“On Independence Day in a typical year, far more U.S. fires are reported than on any other day, and fireworks account for two out of five of those fires, more than any other cause of fires,” according to the National Fire Protection Association. “The risk of fireworks injury was highest for young people ages 0-4, followed by children 10-14.”
The NFPA says bottle rockets or other types of fireworks rockets cause most of the damage. These rockets can land on rooftops or wedge within certain structures and still retain enough heat to cause a fire.
To keep your home and your family safe over the 4th of July holiday, the National Council on Fireworks Safety offers these tips:
- Obey all local laws regarding the use of fireworks.
- Know your fireworks; read the cautionary labels and performance descriptions before igniting.
- A responsible adult should supervise all firework activities.
- Alcohol and fireworks do not mix. Save your alcohol for after the show.

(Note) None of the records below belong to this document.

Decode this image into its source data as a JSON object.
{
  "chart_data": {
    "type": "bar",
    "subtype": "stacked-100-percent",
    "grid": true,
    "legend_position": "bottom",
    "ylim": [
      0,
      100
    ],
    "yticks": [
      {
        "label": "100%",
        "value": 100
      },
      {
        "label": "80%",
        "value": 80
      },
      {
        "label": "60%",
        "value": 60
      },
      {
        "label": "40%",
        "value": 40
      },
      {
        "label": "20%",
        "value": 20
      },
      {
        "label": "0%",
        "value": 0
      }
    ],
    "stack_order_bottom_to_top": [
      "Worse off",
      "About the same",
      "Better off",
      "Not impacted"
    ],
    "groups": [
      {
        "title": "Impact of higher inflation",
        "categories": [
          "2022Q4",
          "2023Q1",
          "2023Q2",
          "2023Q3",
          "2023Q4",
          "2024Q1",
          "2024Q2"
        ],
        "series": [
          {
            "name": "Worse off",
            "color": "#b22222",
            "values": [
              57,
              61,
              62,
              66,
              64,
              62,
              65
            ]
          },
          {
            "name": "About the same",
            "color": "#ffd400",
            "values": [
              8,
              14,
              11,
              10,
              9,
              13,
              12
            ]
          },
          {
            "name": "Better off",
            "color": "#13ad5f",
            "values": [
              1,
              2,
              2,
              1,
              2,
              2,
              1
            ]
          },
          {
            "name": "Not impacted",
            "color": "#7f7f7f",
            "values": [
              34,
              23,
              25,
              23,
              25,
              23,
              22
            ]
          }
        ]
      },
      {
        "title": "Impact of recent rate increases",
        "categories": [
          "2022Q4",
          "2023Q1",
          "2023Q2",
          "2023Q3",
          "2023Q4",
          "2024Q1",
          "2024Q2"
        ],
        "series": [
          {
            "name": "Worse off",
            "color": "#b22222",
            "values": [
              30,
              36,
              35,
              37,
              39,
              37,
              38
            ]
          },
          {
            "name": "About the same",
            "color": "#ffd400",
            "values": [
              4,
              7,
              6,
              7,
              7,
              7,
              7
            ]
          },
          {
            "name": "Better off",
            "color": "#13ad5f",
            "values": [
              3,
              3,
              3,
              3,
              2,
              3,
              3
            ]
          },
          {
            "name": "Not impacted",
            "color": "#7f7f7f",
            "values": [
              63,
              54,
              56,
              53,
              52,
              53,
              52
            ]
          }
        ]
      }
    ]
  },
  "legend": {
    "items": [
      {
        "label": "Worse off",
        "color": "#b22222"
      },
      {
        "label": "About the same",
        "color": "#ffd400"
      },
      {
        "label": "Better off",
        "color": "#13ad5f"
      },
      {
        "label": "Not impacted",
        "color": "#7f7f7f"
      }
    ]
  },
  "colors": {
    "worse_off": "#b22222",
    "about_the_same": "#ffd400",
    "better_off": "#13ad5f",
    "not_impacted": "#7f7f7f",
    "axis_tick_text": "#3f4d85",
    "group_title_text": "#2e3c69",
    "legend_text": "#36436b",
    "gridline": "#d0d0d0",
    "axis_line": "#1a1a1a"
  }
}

- Wear safety glasses when shooting fireworks.
- Light one firework at a time and then quickly move away.
- Use fireworks outdoors in a clear area; away from buildings and vehicles.
- Never relight a “dud” firework. Wait 20 minutes and then soak it in a bucket of water.
- Always have a bucket of water and charged water hose nearby.
- Dispose of spent fireworks by wetting them down and place in a metal trash can away from any building or combustible materials until the next day.